Many have declared SMS obsolete. Industry reports show over-the-top (OTT) messaging traffic growing rapidly—Informa predicted OTT volumes would be twice those of person-to-person (P2P) SMS by the end of 2013, and last year more than 19.1 billion OTT messages were sent. Those figures demonstrate a real impact on SMS traffic and operator revenue.
However, the story isn’t as simple as “SMS is dead.” Operators’ feedback and analyst data indicate SMS will remain relevant for years. Informa projected that SMS revenues would continue to grow at least through 2016, and operator experience doesn’t support the narrative that SMS has no future. Much of the “SMS is dying” rhetoric stems from hype around OTT apps and their rapid adoption, not from the broader realities of communication markets.
In the near term, markets will continue to rely on SMS even as OTT usage expands. That said, operators face a clear commercial challenge: OTT messaging has already eroded some revenues. Ovum estimated operators could lose around $32.6 billion in messaging revenue in 2013 to OTT services, and carriers must consider how to recapture value or offer services that compete with apps such as WhatsApp. To date, many operators have been on the defensive rather than leading the response.

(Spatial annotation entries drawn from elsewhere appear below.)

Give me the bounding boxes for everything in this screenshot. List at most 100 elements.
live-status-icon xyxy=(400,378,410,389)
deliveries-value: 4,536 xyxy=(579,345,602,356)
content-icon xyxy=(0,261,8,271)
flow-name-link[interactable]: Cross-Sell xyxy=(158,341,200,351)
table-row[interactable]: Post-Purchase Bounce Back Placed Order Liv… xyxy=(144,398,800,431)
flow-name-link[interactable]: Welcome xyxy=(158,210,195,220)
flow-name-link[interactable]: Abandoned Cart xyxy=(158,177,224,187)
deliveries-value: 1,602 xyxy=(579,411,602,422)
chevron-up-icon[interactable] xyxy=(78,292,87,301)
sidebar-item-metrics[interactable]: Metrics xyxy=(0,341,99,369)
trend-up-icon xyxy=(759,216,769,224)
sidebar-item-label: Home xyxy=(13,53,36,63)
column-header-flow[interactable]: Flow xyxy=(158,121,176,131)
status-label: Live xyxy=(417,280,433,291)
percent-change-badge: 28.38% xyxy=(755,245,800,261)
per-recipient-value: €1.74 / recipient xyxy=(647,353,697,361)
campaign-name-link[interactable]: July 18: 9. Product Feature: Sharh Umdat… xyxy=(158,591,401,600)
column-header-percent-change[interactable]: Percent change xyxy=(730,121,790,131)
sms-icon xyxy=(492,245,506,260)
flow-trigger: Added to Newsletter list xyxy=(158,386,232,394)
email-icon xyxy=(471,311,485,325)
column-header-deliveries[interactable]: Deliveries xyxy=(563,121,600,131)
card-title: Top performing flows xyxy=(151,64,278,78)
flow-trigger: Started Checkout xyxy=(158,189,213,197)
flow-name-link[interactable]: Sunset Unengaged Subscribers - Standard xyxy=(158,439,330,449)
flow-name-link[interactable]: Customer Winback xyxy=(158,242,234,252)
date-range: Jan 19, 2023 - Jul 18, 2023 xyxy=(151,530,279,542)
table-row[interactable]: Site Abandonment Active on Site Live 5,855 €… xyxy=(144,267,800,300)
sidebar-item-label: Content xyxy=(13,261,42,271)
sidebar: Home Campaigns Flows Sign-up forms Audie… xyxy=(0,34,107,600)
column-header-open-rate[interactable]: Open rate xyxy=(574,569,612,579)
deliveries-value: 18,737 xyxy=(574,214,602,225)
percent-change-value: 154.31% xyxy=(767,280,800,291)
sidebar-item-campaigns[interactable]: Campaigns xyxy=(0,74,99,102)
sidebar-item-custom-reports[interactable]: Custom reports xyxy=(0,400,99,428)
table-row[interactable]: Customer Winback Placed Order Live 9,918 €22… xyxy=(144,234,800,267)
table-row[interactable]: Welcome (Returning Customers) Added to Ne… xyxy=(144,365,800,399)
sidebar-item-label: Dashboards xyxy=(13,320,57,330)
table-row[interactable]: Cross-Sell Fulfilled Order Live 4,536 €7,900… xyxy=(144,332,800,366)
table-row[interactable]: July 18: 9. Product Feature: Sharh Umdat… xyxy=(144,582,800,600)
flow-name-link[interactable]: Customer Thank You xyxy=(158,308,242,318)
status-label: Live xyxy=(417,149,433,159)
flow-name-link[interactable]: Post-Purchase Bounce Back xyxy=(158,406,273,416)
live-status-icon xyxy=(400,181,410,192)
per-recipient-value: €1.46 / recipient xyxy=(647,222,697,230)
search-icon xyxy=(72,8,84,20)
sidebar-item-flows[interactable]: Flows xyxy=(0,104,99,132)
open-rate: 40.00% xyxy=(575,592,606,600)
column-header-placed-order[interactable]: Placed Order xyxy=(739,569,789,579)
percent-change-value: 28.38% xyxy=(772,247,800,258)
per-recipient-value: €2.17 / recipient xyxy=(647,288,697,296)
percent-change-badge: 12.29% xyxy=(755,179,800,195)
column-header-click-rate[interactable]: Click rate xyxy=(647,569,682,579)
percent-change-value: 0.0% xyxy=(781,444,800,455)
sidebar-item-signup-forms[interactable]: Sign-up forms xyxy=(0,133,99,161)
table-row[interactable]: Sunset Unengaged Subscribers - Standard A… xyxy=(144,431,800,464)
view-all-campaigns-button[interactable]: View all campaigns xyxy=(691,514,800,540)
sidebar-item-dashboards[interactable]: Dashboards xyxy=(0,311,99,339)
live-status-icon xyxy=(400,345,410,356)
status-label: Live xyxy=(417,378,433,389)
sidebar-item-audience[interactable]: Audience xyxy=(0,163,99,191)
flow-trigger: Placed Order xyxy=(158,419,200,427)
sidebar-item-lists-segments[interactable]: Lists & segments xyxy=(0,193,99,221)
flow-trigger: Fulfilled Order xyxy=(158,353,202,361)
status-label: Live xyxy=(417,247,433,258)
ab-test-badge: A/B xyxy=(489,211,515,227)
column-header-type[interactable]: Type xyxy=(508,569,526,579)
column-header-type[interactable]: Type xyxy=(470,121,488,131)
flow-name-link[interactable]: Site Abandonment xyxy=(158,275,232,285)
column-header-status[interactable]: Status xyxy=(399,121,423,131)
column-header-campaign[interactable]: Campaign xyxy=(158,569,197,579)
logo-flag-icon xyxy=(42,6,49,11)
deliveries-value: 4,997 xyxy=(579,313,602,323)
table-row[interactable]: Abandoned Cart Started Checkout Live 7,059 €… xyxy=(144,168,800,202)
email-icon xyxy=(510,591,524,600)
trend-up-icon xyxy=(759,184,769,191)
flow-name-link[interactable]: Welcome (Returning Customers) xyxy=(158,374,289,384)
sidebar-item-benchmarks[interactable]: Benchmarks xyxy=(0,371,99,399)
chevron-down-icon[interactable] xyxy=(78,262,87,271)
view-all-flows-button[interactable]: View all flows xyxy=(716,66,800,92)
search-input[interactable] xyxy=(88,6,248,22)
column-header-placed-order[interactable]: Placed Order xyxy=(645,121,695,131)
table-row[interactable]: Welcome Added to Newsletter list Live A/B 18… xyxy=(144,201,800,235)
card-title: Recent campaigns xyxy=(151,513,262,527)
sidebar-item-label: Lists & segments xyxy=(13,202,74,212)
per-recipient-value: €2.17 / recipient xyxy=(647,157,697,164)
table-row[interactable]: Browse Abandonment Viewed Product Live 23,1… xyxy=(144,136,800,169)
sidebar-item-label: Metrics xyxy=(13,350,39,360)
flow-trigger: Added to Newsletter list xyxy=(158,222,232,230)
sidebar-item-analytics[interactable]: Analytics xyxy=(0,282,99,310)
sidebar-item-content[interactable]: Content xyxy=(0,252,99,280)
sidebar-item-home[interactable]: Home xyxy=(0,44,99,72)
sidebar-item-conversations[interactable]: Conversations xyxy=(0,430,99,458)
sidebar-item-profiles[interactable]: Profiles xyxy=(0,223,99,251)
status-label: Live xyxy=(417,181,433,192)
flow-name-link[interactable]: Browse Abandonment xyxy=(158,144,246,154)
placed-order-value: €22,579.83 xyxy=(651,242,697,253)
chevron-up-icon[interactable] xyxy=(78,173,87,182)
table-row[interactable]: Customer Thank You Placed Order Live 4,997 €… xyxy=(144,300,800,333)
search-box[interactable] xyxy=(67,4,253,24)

SMS extends far beyond simple messaging
A key advantage of SMS over OTT platforms is device and network independence. OTT apps require participants to have the same app installed, a smartphone capable of running it, and access to a data connection provided over a mobile network or Wi‑Fi. In contrast, SMS can be delivered where data signals are weak or unavailable and does not depend on specific software. Messages can be sent to virtually any mobile device on any network, anywhere in the world, at any time. This universality highlights SMS’s resilience and the diverse opportunities it enables.
Machine-to-Machine (M2M) communications provide a strong example of SMS’s broader role. SMS can act as a device trigger in scenarios such as fleet management, or be used to initiate data connections. There is a wide range of use cases in M2M that are poised to expand dramatically over the next two to three years. With existing technology already in place, M2M adoption will accelerate if large systems integrators and operators drive implementations at scale.
Within enterprise mobile messaging, SMS is increasingly valued as a secure, reliable channel for customer communication. Businesses appreciate that SMS delivers high deliverability and predictable reach, making it ideal for alerts, authentication, appointment reminders, and customer notifications where timely delivery is essential.
SMS remains the default in emerging markets
One of the most significant dynamics is that the OTT vs. SMS competition largely hasn’t materialized in many developing markets. Low smartphone penetration and limited availability of affordable data plans mean SMS remains the default communication channel. In many emerging markets, innovative services have been launched over SMS with strong uptake—often outpacing comparable deployments in Europe.
The rise of OTT messaging has undoubtedly changed user behavior in some regions, but SMS continues to offer long-term value because it supports a broader set of services and reaches more people. OTT apps and SMS can coexist: OTT apps are excellent for rich P2P chat, but their functionality beyond that is limited. SMS retains significant untapped potential—especially for enterprise use and M2M scenarios—and with an estimated 3.3 billion users worldwide, its reach will continue to drive adoption by businesses and service providers.